Loss Functions¶
Recall the change of variables formulation to calculate the probability:
p_\theta(x) = p_z(z) \; |\nabla_x \mathcal{G}_\theta(x)|
and we can also calculate the log probability like so:
\log p_\theta(x) = \log p_z(z) + \log |\nabla_x \mathcal{G}_\theta(x)|
where z=\mathcal{G}_\theta(x).
Negative Log-Likelihood¶
-\mathbb{E}_\mathbf{x}\left[ \log p_\theta(x)\right] =
- \mathbb{E}_x \left[ \log p_z(\mathcal{G}_\theta(x)) + \log |\nabla_x \mathcal{G}_\theta (x)| \right]
Empirically, this can be calculated by:
-\mathbb{E}_\mathbf{x}\left[ \log p_\theta(x)\right] =
-\frac{1}{N} \sum_{i=1}^N \log p_z(\mathcal{G}_\theta(x_i)) -
\frac{1}{N} \sum_{i=1}^N \log |\nabla_x \mathcal{G}_\theta (x_i)|
Non-Gaussianity¶
Another perspective is the "Non-Gaussianity" of your data.

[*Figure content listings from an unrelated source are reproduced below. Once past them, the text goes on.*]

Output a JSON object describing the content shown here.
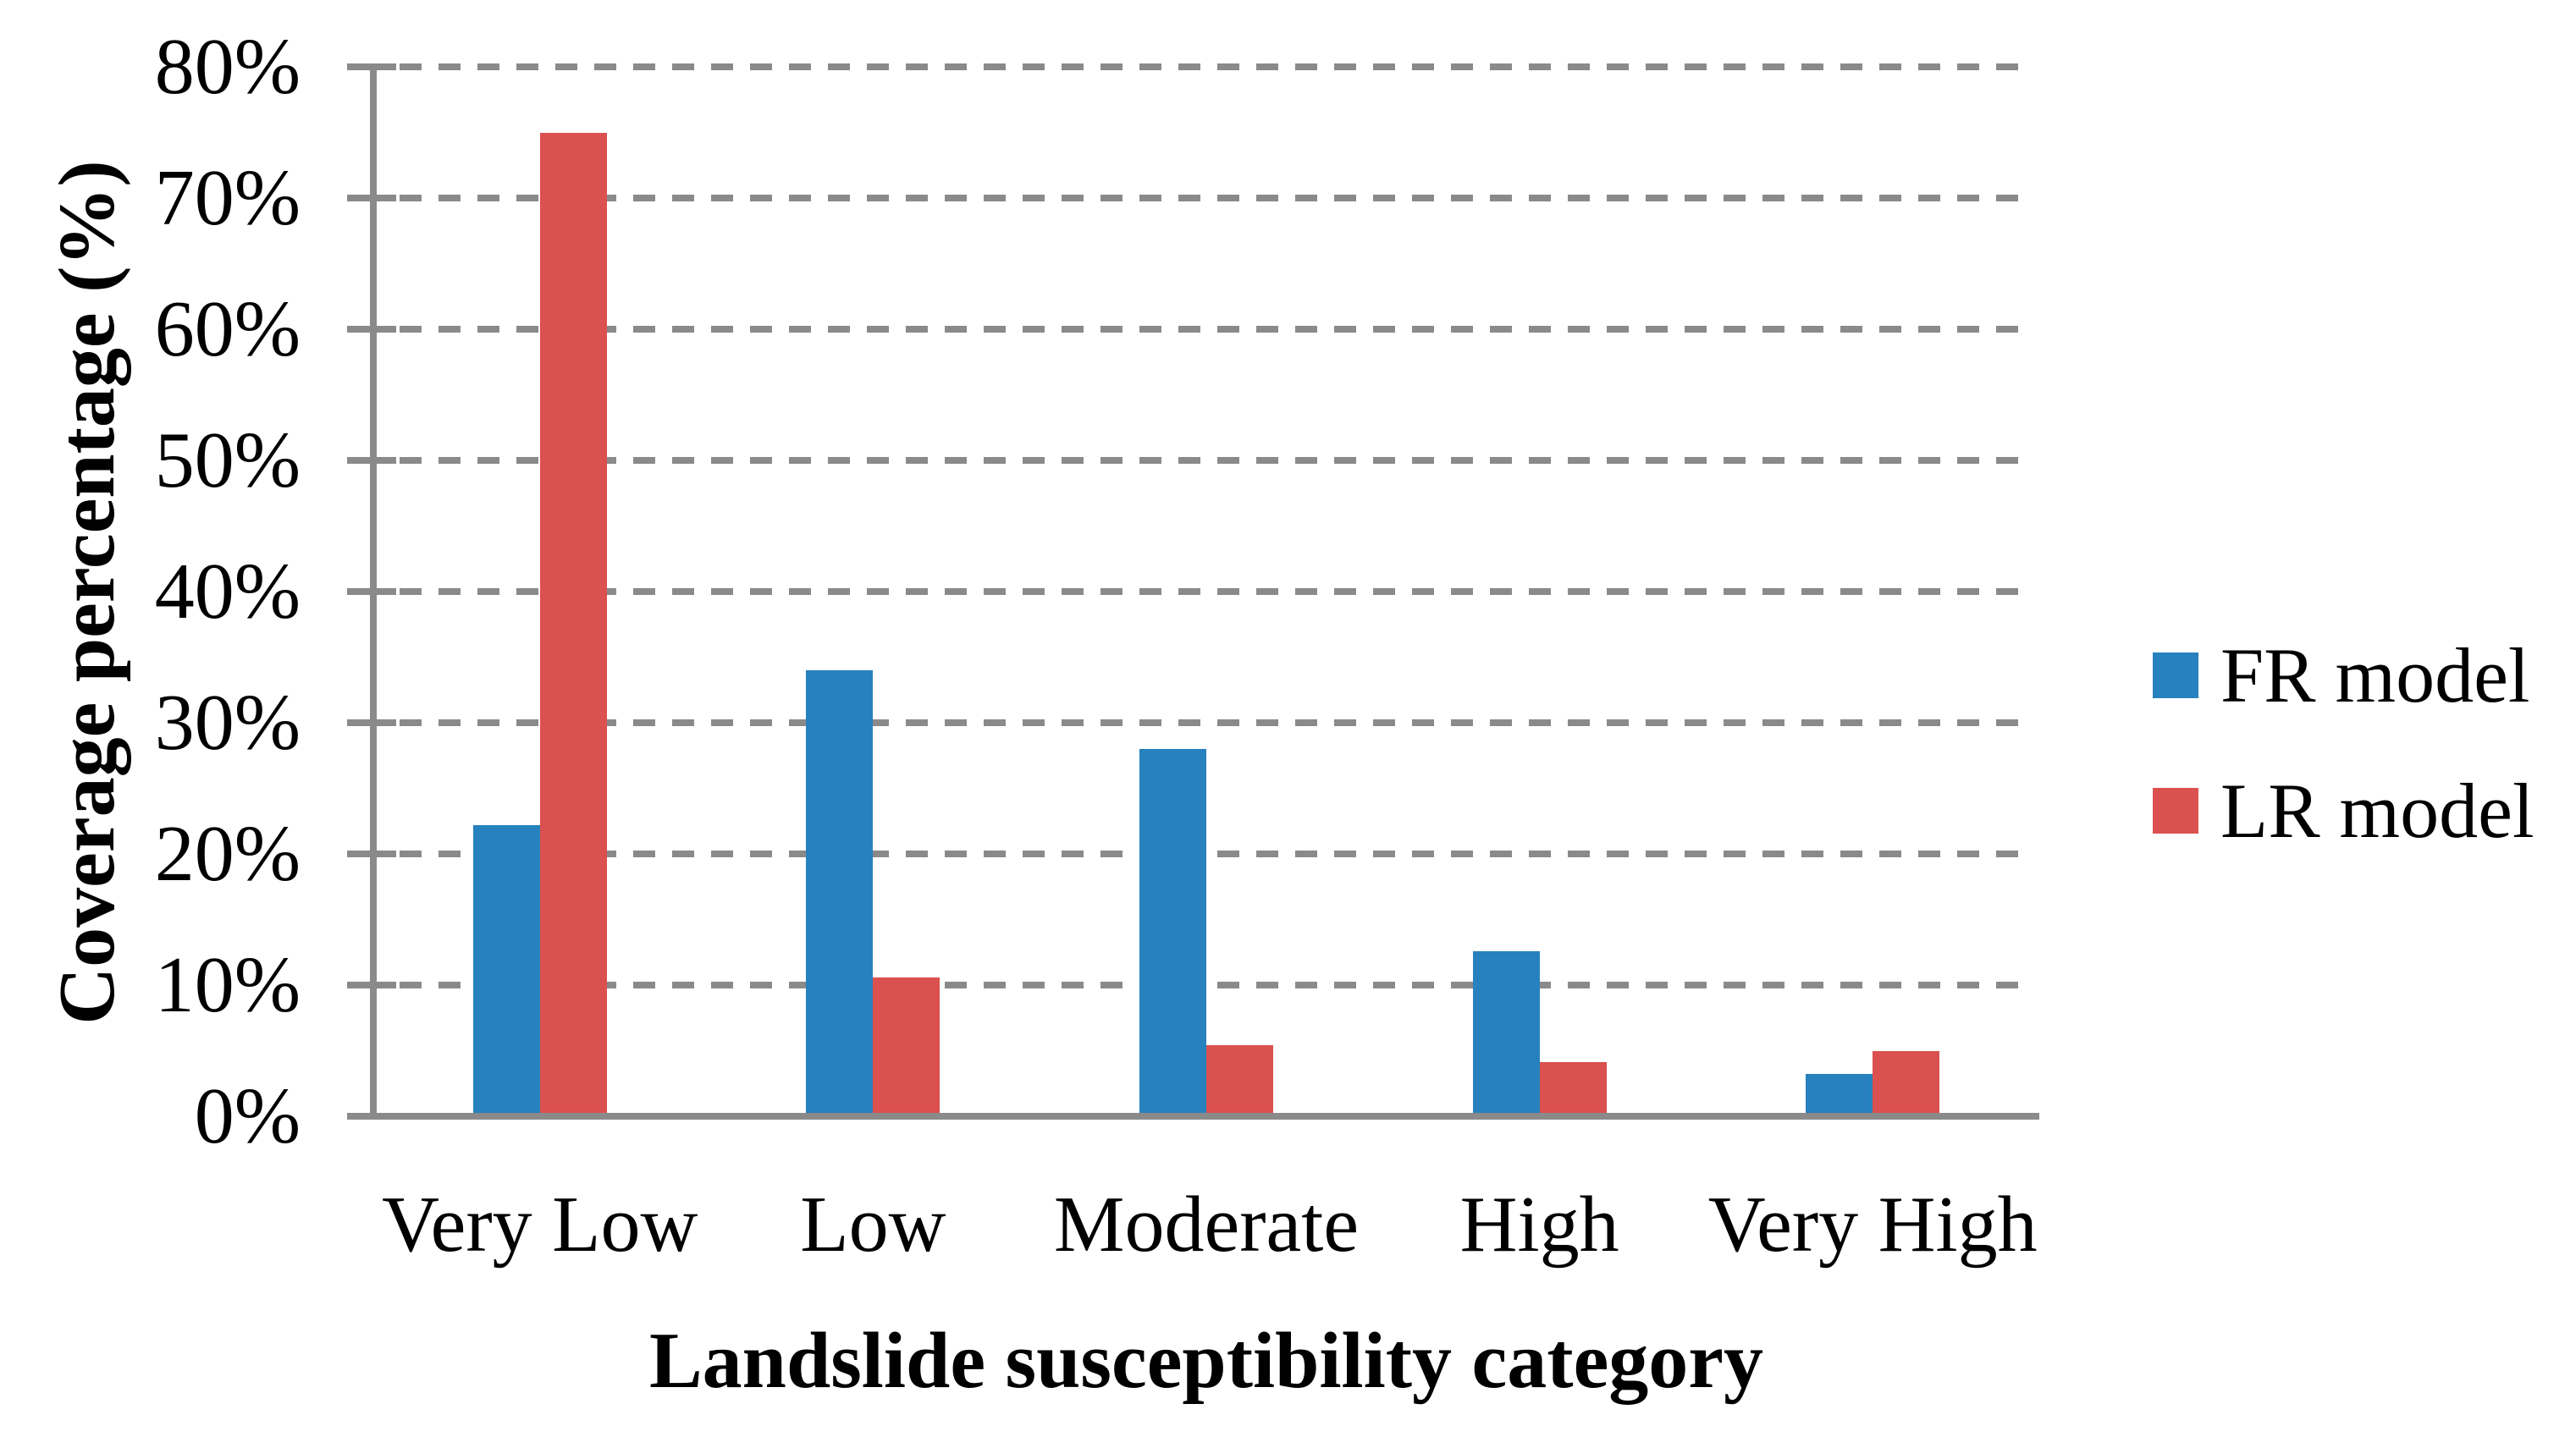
{
  "chart_data": {
    "type": "bar",
    "title": "",
    "xlabel": "Landslide susceptibility category",
    "ylabel": "Coverage percentage (%)",
    "categories": [
      "Very Low",
      "Low",
      "Moderate",
      "High",
      "Very High"
    ],
    "series": [
      {
        "name": "FR model",
        "color": "#2781BE",
        "values": [
          22.2,
          34.0,
          28.0,
          12.6,
          3.2
        ]
      },
      {
        "name": "LR model",
        "color": "#DA5150",
        "values": [
          75.0,
          10.6,
          5.4,
          4.1,
          5.0
        ]
      }
    ],
    "ylim": [
      0,
      80
    ],
    "ytick_step": 10,
    "ytick_labels": [
      "0%",
      "10%",
      "20%",
      "30%",
      "40%",
      "50%",
      "60%",
      "70%",
      "80%"
    ],
    "grid": "horizontal-dashed",
    "legend_position": "right"
  },
  "colors": {
    "axis": "#8A8A8A",
    "gridline": "#8A8A8A",
    "text": "#000000",
    "background": "#FFFFFF"
  }
}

J(p_y) = \mathbb{E}_x \left[ \log p_x(x) - \log \left| \nabla_x \mathcal{G}_\theta(x) \right| - \log \mathcal{N}\left(\mathcal{G}_\theta(x)\right)\right]
If we assume that the probability of p_x(x)=c because it will never change, it means that the only thing we have to do is minimize the 2nd and 3rd terms.
\begin{aligned}
J(p_y) &=
- \mathbb{E}_x \left[ \log \left| \nabla_x \mathcal{G}_\theta(x) \right| \right] -
\mathbb{E}_x \left[ \log \mathcal{N}\left(\mathcal{G}_\theta(x)\right) \right] \\
\end{aligned}
which we can find empirically:
J(p_y) =
\sum_{i=1}^N \log \left| \nabla_x \mathcal{G}_\theta(x) \right| -
\sum_{i=1}^N \log \mathcal{N}\left(\mathcal{G}_\theta(x_i)\right)
! Question: What's the difference between the two equations? Perhaps part 1, you fit a Gaussian...
Change in Total Correlation¶
Change in Non-Gaussianity¶
\Delta J(p_y) = J(p_y) - J(p_x)
\Delta J(p_y) = \mathbb{E}_x \left[ \frac{1}{2} ||y||_2^2 - \log |\nabla_x \mathcal{G}_\theta (x)| - \frac{1}{2} ||x||_2^2 \right]
Empirically, we can calculate this by:
\Delta J(p_y) = \frac{1}{2} ||y||_2^2 - \frac{1}{2} ||x||_2^2 - \frac{1}{N}\sum_{i=1}^N
\log |\nabla_x \mathcal{G}_\theta (x)|